Il a indiqué au média qu’en tant que directeur marketing, il était même « très satisfait » de ces réactions, ajoutant que tout le monde aime Ferrari et que « chacun a le droit de s’exprimer à son sujet ».  

Malgré ces réactions marquées, le PDG de Ferrari, Benedetto Vigna, a défendu le premier véhicule 100 % électrique de la marque. Quelques jours après sa présentation, il a révélé que l’entreprise avait enregistré un « fort intérêt ».  

Cela inclut de nouveaux clients, dont certains ont déjà versé un acompte. À la fin du mois dernier, un article affirmait que Ferrari avait écoulé l’ensemble des Luce allouées à la Chine, même si la marque continue de prendre des commandes.  

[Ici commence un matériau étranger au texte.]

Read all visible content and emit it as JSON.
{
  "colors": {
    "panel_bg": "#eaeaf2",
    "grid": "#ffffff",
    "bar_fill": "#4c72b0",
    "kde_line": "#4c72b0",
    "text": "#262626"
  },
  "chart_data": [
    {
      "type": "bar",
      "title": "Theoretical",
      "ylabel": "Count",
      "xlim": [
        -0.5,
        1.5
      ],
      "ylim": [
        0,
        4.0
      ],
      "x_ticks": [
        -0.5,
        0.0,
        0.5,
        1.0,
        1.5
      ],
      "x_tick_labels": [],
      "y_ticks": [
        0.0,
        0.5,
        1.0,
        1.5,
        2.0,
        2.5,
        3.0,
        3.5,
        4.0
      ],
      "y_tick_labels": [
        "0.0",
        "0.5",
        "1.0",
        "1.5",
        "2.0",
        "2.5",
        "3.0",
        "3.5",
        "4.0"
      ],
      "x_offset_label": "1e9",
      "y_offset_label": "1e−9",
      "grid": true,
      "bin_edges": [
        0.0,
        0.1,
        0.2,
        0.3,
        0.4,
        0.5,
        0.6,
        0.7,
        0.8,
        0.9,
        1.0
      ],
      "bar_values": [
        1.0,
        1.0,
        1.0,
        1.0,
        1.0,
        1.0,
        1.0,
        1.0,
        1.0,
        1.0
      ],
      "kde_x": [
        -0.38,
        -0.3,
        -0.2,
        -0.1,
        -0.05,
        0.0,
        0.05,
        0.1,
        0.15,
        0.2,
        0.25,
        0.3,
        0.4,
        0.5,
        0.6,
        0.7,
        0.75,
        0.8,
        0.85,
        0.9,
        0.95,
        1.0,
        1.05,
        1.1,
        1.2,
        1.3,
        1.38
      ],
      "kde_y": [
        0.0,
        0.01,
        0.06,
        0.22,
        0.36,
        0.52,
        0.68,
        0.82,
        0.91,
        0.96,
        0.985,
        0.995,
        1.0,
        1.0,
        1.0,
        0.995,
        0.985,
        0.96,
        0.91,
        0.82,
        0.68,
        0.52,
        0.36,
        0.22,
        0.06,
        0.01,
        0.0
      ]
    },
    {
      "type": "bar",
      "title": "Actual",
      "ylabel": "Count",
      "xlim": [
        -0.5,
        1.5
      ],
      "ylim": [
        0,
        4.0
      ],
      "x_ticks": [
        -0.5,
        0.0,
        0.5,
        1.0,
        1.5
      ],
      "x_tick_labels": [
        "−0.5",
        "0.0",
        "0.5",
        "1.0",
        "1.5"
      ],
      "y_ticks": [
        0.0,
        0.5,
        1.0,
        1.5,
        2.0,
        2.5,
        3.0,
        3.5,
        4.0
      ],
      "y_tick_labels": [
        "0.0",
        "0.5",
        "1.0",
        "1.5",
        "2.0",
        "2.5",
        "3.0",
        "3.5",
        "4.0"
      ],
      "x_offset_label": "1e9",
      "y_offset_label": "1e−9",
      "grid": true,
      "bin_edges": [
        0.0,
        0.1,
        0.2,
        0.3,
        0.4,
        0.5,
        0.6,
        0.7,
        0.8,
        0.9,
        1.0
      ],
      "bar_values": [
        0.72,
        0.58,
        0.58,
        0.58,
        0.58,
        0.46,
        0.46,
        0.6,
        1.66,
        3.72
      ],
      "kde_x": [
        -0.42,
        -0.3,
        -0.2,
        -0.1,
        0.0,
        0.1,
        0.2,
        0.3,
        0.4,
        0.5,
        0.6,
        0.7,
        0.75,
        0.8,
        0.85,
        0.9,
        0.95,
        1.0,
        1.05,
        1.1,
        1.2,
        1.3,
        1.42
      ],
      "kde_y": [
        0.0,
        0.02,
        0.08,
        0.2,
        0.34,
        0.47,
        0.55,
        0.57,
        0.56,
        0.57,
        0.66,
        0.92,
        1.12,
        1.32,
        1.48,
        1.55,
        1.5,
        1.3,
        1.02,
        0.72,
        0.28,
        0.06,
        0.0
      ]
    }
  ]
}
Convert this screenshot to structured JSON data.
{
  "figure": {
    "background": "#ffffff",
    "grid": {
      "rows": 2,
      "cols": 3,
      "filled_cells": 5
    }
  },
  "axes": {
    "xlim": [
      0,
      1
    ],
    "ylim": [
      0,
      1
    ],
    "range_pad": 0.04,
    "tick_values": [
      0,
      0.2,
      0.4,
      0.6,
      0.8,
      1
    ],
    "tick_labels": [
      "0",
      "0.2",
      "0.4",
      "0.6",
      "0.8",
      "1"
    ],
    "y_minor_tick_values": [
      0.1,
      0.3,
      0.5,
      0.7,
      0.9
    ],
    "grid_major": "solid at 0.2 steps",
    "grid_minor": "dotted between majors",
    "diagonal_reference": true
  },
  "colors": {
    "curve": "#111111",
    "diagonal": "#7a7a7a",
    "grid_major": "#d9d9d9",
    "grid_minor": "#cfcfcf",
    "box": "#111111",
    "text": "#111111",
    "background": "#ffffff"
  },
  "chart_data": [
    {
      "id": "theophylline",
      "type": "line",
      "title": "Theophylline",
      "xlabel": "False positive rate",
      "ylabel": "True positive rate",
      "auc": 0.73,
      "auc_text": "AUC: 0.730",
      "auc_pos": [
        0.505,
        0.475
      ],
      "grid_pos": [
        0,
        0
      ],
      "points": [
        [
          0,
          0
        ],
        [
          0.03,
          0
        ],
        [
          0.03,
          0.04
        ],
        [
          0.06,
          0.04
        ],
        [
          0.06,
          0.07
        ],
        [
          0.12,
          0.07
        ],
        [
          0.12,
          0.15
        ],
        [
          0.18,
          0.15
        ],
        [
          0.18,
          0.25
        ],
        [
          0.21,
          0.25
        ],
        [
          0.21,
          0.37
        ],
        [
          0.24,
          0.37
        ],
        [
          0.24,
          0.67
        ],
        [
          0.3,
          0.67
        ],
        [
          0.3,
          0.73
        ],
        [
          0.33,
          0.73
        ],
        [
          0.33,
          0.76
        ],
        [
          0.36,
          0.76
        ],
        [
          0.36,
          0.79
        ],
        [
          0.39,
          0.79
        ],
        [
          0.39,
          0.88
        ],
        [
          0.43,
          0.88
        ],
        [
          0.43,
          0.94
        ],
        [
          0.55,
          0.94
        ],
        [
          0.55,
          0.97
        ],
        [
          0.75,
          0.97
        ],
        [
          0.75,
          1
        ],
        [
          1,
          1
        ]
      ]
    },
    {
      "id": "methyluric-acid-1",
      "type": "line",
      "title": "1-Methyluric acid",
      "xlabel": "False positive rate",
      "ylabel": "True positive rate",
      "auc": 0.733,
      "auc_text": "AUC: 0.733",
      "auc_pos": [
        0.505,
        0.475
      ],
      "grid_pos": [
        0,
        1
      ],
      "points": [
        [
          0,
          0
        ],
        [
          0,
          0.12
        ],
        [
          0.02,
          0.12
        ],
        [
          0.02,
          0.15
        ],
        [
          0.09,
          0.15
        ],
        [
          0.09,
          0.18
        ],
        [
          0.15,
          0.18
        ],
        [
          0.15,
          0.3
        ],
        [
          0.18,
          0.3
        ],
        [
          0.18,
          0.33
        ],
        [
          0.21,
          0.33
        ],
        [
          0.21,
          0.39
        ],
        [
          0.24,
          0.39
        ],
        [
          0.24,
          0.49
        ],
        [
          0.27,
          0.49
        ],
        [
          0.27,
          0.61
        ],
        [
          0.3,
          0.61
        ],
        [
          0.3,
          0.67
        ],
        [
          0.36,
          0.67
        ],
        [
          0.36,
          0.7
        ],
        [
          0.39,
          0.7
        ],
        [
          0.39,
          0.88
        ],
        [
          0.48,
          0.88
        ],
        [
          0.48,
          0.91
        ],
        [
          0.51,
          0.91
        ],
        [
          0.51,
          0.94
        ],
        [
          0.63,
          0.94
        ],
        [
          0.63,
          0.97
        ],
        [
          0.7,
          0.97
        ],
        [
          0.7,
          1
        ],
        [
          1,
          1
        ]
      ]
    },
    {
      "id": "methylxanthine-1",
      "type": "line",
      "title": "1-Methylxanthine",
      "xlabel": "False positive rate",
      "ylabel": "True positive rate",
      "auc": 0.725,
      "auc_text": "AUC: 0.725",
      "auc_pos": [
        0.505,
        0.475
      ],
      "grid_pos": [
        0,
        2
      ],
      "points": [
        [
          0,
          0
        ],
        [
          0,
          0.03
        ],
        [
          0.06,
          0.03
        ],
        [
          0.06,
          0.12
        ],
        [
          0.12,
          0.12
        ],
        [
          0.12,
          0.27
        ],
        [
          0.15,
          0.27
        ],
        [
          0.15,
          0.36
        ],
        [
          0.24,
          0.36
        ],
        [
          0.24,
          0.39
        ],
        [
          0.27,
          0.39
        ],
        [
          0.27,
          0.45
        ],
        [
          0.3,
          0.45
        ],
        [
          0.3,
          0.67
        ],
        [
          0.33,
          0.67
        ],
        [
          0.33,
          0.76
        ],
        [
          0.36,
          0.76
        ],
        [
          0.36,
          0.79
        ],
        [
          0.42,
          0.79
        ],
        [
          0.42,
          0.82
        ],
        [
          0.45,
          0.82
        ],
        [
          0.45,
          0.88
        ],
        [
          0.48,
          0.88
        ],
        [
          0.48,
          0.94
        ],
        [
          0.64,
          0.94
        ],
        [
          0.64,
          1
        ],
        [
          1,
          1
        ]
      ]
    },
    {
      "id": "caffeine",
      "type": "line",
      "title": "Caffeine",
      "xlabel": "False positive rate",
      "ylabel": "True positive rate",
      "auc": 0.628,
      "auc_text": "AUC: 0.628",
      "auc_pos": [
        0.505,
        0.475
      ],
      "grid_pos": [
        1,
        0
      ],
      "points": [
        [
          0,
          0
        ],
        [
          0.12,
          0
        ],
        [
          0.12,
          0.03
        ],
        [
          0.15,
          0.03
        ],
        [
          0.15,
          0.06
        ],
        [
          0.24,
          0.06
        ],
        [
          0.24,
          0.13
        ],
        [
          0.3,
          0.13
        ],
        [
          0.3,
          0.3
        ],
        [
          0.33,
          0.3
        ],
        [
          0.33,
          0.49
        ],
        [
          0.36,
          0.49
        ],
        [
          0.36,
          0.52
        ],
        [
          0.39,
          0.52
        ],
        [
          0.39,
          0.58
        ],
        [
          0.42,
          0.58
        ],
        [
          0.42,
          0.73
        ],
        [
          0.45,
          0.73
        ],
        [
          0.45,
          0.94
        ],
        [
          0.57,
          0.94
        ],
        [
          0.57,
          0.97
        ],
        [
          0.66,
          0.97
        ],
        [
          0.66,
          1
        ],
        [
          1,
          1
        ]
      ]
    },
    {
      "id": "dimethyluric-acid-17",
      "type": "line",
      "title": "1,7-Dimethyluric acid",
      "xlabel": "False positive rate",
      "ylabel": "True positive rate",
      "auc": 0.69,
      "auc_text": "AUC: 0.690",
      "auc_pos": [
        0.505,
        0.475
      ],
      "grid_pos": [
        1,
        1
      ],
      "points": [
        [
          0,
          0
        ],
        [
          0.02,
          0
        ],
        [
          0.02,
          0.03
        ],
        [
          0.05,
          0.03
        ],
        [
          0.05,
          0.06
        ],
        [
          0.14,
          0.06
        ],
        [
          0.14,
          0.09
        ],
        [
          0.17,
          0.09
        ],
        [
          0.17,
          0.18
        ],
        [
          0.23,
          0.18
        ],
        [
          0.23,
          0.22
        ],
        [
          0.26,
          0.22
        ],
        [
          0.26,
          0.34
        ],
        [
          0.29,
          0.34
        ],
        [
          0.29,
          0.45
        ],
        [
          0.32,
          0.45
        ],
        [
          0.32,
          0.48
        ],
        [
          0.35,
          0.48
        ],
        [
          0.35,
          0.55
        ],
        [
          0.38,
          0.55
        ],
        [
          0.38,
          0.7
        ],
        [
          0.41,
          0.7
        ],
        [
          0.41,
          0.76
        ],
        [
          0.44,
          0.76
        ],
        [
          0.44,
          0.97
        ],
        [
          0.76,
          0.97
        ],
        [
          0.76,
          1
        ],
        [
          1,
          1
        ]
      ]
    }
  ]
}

Les détracteurs de la Luce

Peu après la révélation de la Luce par Ferrari, l’ancien patron de l’entreprise Luca di Montezemolo, président de 1991 à 2014, a critiqué le modèle. Il a déclaré que dire le fond de sa pensée « desservirait Ferrari ».  

Il a ajouté que la voiture risquait de « détruire une légende » et espère « qu’ils retireront au moins le cheval cabré de la voiture ». Di Montezemolo est même allé jusqu’à affirmer que la Luce sera « certainement une voiture qu’au moins les Chinois ne copieront pas », en référence à la supposée propension du pays asiatique à plagier les designs occidentaux. 

Même Wall Street a montré son mécontentement face au premier véhicule électrique de Ferrari. Aux États-Unis, l’action du constructeur italien a reculé de 4,6 % le matin suivant la révélation de la Luce, avant de se reprendre depuis.